Peter Schattner, Jason Stajich, Heikki Lehvaslaiho, Brian Osborne, Hilmar Lapp, Chris Dagdigian, Elia Stupka, Ewan Birney.
This is a HOWTO that talks about using the Bioperl Bio::Restriction modules to do in silico restriction enzyme analysis on nucleotide sequences.
A common sequence analysis task for nucleic acid sequences is locating restriction enzyme cutting sites. Bioperl provides the Bio::Restriction::Enzyme, Bio::Restriction::EnzymeCollection, and Bio::Restriction::Analysis objects for this purpose. These modules replace the older module Bio::Tools::RestrictionEnzyme.
A new collection of enzyme objects would be defined like this:
use Bio::Restriction::EnzymeCollection;
my $all_collection = Bio::Restriction::EnzymeCollection->new();
Bioperl’s default object comes with data for more than 500 different Type II restriction enzymes. A list of the available enzyme names can be accessed using the available_list()

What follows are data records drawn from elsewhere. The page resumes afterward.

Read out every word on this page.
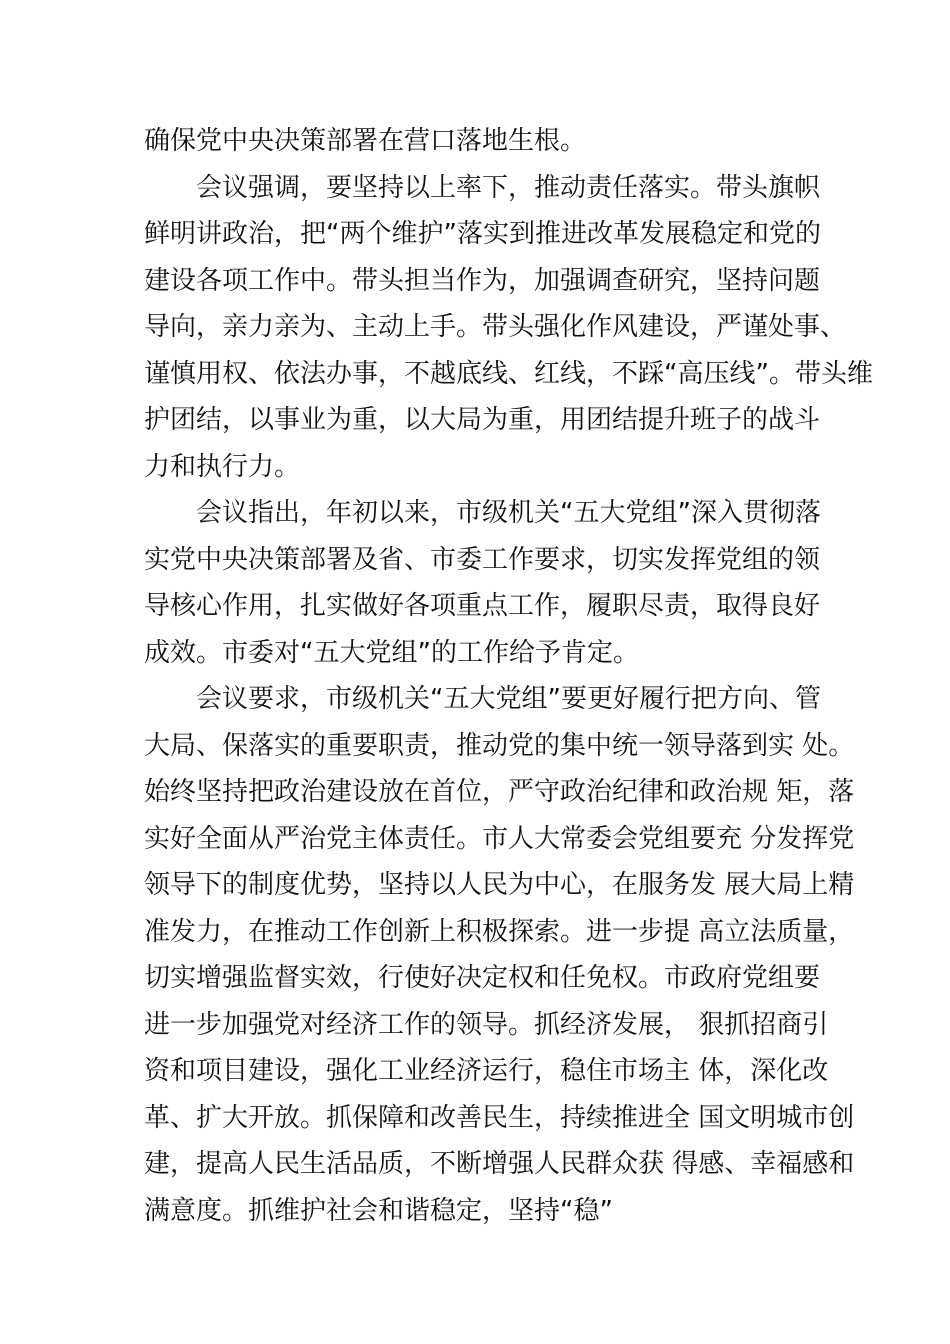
确保党中央决策部署在营口落地生根。
会议强调，要坚持以上率下，推动责任落实。带头旗帜
鲜明讲政治，把“两个维护”落实到推进改革发展稳定和党的
建设各项工作中。带头担当作为，加强调查研究，坚持问题
导向，亲力亲为、主动上手。带头强化作风建设，严谨处事、
谨慎用权、依法办事，不越底线、红线，不踩“高压线”。带头维
护团结，以事业为重，以大局为重，用团结提升班子的战斗
力和执行力。
会议指出，年初以来，市级机关“五大党组”深入贯彻落
实党中央决策部署及省、市委工作要求，切实发挥党组的领
导核心作用，扎实做好各项重点工作，履职尽责，取得良好
成效。市委对“五大党组”的工作给予肯定。
会议要求，市级机关“五大党组”要更好履行把方向、管
大局、保落实的重要职责，推动党的集中统一领导落到实 处。
始终坚持把政治建设放在首位，严守政治纪律和政治规 矩，落
实好全面从严治党主体责任。市人大常委会党组要充 分发挥党
领导下的制度优势，坚持以人民为中心，在服务发 展大局上精
准发力，在推动工作创新上积极探索。进一步提 高立法质量，
切实增强监督实效，行使好决定权和任免权。市政府党组要
进一步加强党对经济工作的领导。抓经济发展， 狠抓招商引
资和项目建设，强化工业经济运行，稳住市场主 体，深化改
革、扩大开放。抓保障和改善民生，持续推进全 国文明城市创
建，提高人民生活品质，不断增强人民群众获 得感、幸福感和
满意度。抓维护社会和谐稳定，坚持“稳”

method, but these are just the names, not the functional objects. You also have access to enzyme subsets. For example to select all available Enzyme objects with recognition sites that are six bases long one could write:
my $six_cutter_collection = $all_collection->cutters(6);
for my $enz ( $six_cutter_collection->each_enzyme() ) {
print $enz->name, "\t", $enz->site, "\t", $enz->overhang_seq, "\n";
# prints name, recognition site, overhang
}
There are other methods that can be used to select sets of enzyme objects, such as unique_cutters()
and blunt_enzymes()
. You can also select a Enzyme object by name, like so:
my $ecori_enzyme = $all_collection->get_enzyme('EcoRI');
# get a DNA sequence from somewhere
my $seq = Bio::PrimarySeq->new
(-seq =>'AGCTTAATTCATTAGCTCTGACTGCAACGGGCAATATGTCTC',
-primary_id => 'synopsis',
-molecule => 'dna');
my $ra = Bio::Restriction::Analysis->new(-seq=>$seq);
Once an appropriate enzyme or enzymes have been selected, the sites for that enzyme on a given nucleic acid sequence can be obtained using the fragments()

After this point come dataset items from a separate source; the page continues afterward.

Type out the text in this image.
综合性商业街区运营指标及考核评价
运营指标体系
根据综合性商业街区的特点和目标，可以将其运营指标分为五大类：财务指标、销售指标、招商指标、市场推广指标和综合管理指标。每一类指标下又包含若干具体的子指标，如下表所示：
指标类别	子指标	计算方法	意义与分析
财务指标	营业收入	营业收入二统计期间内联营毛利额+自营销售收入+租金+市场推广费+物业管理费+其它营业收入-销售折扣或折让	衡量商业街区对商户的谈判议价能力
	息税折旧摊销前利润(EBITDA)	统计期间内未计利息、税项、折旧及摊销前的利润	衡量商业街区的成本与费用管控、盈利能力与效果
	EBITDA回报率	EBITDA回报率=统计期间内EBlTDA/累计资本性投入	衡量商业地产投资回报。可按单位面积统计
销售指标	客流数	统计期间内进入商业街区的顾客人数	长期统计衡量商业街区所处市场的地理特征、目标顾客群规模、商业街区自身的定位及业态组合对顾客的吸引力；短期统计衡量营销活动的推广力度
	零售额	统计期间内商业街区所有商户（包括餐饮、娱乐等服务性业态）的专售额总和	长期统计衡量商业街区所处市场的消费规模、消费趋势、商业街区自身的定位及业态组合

method. The code would look something like this:
my $all_cutters = $ra->cutters;
for my $enz ( $all_cutters->each_enzyme ) {
@fragments = $ra->fragments($enz);
}
$seq
is the Bio::Seq object for the DNA to be cut and @fragments
will be an array of strings.
To get information on isoschizomers, methylation sites, microbe source, vendor or availability you will need to create your EnzymeCollection directly from a REBASE file, like this:
use Bio::Restriction::IO;
my $re_io = Bio::Restriction::IO->new(-file => $file,
-format => 'withrefm');
my $rebase_collection = $re_io->read;
A REBASE file in the correct format can be found at ftp://ftp.neb.com/pub/rebase - it will have a name like withrefm.512.
You can also create your own enzymes, like this:
my $re = new Bio::Restriction::Enzyme(-enzyme => 'BioRI',
-seq => 'GG^AATTCC');
For more informatation see Bio::Restriction::Enzyme, Bio::Restriction::EnzymeCollection, Bio::Restriction::Analysis, and Bio::Restriction::IO.